I was initially diagnosed with Lyme in 2002 - I went on a powerful regime of oral abx and did very well and was in remission for many years. My sx were mainly arthritic.
This past October my DH found a tick on my hip. I never got the bulls eye rash and just to be on the safe side, doc put me on orals (amoxi and doxy). Well, I got worse and then the neuro crap started setting in. She did a CD57 and my level was a 19. So in late February, I had a PICC line put in and I am on 2g Rocephin once a day.
Fast forward to now - I have been approved by my insurance (so far) to continue the Rochephin until late May (so I'll have 3 months under my belt - doc wants me on this for a minimum of 6 months but we'll have to see what insurance says). I herxed terribly for the first month, which I totally expected, but now I'm just at a standstill. No better, no worse. So doc tested me for co-infections, all were negative, but she does not trust those tests, so she's adding doxy back in (oral - 400mg a day to start, then wants to get me up to 600). She also repeated the CD57 - it dropped to a 15. And my Vitamin D25 and D125 levels are way off - I cannot remember the numbers, but D25 is low, D125 is high.
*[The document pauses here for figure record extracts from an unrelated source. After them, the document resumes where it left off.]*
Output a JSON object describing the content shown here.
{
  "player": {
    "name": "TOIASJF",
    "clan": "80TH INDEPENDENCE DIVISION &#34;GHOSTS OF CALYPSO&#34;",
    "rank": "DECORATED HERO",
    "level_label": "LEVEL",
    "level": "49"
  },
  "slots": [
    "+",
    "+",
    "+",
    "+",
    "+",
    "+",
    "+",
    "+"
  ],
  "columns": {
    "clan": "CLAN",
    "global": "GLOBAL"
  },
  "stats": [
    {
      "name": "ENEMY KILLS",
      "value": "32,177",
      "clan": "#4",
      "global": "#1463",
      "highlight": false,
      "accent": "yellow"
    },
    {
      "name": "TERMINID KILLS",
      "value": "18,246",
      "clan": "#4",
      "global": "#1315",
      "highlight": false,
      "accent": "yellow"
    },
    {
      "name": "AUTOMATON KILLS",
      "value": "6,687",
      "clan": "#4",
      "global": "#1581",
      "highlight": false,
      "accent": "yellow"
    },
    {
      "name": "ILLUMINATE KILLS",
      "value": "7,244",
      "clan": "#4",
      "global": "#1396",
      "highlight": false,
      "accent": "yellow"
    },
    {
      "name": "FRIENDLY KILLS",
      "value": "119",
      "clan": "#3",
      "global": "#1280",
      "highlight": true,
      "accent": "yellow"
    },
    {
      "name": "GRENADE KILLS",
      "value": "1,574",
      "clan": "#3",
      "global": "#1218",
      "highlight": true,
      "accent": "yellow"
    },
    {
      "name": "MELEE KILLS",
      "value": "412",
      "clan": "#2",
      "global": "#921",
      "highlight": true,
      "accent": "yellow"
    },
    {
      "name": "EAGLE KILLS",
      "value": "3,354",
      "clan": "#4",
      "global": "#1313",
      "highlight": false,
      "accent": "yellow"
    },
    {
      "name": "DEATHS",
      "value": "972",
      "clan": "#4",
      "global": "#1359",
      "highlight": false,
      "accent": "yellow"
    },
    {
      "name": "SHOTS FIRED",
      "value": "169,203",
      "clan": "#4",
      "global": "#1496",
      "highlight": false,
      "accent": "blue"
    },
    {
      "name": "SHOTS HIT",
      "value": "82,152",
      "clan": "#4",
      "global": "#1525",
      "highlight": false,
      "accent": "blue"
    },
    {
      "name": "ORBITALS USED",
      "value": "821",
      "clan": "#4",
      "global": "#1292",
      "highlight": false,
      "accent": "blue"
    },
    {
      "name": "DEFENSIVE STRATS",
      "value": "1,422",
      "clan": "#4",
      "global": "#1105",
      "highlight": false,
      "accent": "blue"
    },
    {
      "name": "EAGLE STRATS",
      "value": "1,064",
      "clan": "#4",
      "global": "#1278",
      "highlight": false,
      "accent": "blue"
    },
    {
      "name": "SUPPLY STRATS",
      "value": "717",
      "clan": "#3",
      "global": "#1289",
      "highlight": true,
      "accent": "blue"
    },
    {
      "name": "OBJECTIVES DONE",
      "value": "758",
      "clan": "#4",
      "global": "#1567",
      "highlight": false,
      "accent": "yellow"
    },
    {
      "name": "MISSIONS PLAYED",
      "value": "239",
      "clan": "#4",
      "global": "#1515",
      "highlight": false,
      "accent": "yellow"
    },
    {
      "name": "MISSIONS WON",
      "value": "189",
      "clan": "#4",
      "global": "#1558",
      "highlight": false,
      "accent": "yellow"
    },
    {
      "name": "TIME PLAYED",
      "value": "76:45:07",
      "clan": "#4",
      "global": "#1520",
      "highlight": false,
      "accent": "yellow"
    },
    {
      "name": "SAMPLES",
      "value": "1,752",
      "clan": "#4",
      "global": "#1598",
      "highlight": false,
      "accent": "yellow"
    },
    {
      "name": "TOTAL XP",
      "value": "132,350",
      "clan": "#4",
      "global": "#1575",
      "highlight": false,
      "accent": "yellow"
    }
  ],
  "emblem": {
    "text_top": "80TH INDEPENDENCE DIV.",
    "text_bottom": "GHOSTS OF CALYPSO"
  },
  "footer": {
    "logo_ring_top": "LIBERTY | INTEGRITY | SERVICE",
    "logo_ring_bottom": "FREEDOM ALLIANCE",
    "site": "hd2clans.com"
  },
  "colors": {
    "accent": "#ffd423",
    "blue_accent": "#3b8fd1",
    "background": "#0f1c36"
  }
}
I've doubled my CO-Q10, I take fish oil, diflucan (100 mg for two weeks, then two weeks off, then back on), my house looks like a pharmacy and I'm just so sick of this. Today is my birthday, I have a grandson on the way in June, and I just feel useless. I do work, but my work has slacked and thank god my bosses are realtively understanding. I also take Xanax (have had GAD for years), Atenelol for my tachachardia(sp?), Aciphex, Acidophilus...let's see did I forget anything?
Nobody understands. My DH tries, but gets very impatient with me. I want him to see "Under Our Skin" but he always finds an excuse not to. So I guess I'll watch it myself. THen I got the "Lyme Disease Survivors Guide" and, while it has great info, my brain fog is so bad I can barely comprehand all of the stuff in there - much less try to even think of where to begin! One thing I did get from that book was that, unless you have Lyme, you do not understand. You can be empathetic and care, but you will never understand.
I feel alone. I wear a piczee sleeve and everyone always asks "whats wrong with your arm?" then gotta go into the whole PICC line ting.
I guess I'm just having a "feeling sorry for myself day" - I normally go through life pretty well - I do sleep a lot, but I work, do some household stuff, manage the bills - anything to keep my brain working.
Thanks for listening and sorry this was so long...you guys probably think I should just go straight to the looney bin.